En aquel tiempo, se apareció Jesús a los Once y les dijo: «ld al mundo entero y proclamad el Evangelio a toda la creación. El que crea y se bautice se salvará; el que se resista a creer será condenado. A los que crean, les acompañarán estos signos: echarán demonios en mi nombre, hablarán lenguas nuevas, cogerán serpientes en sus manos y, si beben un veneno mortal, no les hará daño. Impondrán las manos a los enfermos, y quedarán sanos.»

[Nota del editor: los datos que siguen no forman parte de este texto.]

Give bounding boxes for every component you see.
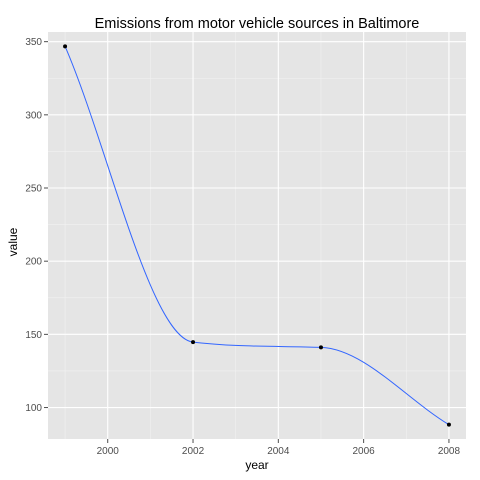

Después de hablarles, el Señor Jesús subió al cielo y se sentó a la derecha de Dios. Ellos se fueron a pregonar el Evangelio por todas partes, y el Señor cooperaba confirmando la palabra con las señales que los acompañaban (San Marcos 16, 15-20).
COMENTARIO
¡Aleluya, Aleluya! Estamos aún embargados por la inmensa alegría de la Pascua, tan evidente para nuestra fe, y nos gusta escuchar y releer el relato de las apariciones del Señor.
Es fácil suponer que, la primera aparición de Jesús resucitado sería a su madre y en privado, para consolarla con su infinito amor y ternura, de los terribles dolores sufridos, y santa Teresa asegura que así se lo dijo el propio Jesús.
En los evangelios aparece como primera la aparición a María de Magdala “de la que había echado siete demonios,” apuntala Marcos. En el evangelio de Juan 20,14-17 nos deja una preciosa imagen de amor mutuo. Sin sensiblerías, nos imaginamos como se abrazaría María a los pies de Jesús, para merecer su: “Nolli me tangere“
A pesar de la variedad de las cuatro narraciones, y hasta alguna leve contradicción, Jesús en el evangelio no da puntada sin hilo y, el hecho de su aparición a María como auténtica apóstol y discípula, tiene dentro del contexto social de la época una enorme importancia, así como el desprecio a la versión de las mujeres, por parte de los discípulos. Sigue Marcos: “Ella fue a comunicar la noticia, pero no la creyeron…, ni a dos de ellos que se les apareció cuando iban de camino a una aldea, y se volvieron a comunicarlo a los demás, pero a estos tampoco los creyeron”.
El versículo 14, inmediatamente anterior al de hoy, comienza con esta primera vez en que Jesús se aparece a los once reunidos a la mesa, y dice “les echó en cara su incredulidad y su dureza de corazón, por no haber creído a quienes le habían visto resucitado”. No he oído muchas homilías sobre ello, pero es evidente que su incredulidad se debió a que eran tres mujeres, y los discípulos de Emaús no pertenecían al trío selecto de Pedro y los dos hijos del Zebedeo. Pero de ello hablaré cuando toque.
Hoy el pasaje es la continuación, del capítulo 16 de Marcos, presidido por el importante mandato del Señor “Id al mundo entero y proclamad el Evangelio.”
La resurrección se presenta aquí unida a la subida de Jesús al padre, como dos aspectos de una misma realidad: la glorificación de Jesús. Dios le resucita para vivir eternamente con él.
Para los cristianos lo importante es que, si él nos resucita, podemos entrar como él con un cuerpo glorioso en el reino de Dios, y asistir, según anuncia Pablo, “a lo que ni el ojo vió, ni el oído oyó, ni el corazón del hombre llegó: lo que Dios prepara a los que le aman”, pero, después de la alegría de la resurrección, tenemos la tarea y los deberes para casa que puso Jesús a sus discípulos. “Como el Padre me envió así os envío a vosotros.”
La resurrección lanzó a los discípulos de Jesús por todo el mundo, no como simples mensajeros, sino representantes con el poder y autoridad de Jesús y en su nombre. La atractiva promesa, que nos presenta Jesús para los que crean en él de echar los demonios en su nombre, dominar lenguas extranjeras, tomar serpientes peligrosas, beber veneno y poder sanar a nuestros enfermos, con la imposición de las manos, deja clara la tibieza de nuestra fe, porque, estos casos excepcionales, solo los hemos visto en los más grandes santos de los que nos sentimos tan alejados de su fe y virtudes.
El mundo sigue aún sin conocer a Jesús y su mensaje, en algunos países; y en otros, donde es de sobra conocido, se le desprecia y ningunea con atrevida frivolidad. Es seguro que los creyentes de aquí y ahora no estamos haciendo lo necesario. Los misioneros sienten el aguijón y toman la decisión radical de dejarlo todo y marchar a otros países. Los que nos quedamos gustamos en general, de movernos en aguas mansas, en vez de lanzarnos a la palestra de la opinión pública, para no tener que sufrir descalificaciones, insultos y desprecio. Unos pocos militantes lo hacen y, quizá, no se sientan mayoritariamente apoyados por los creyentes.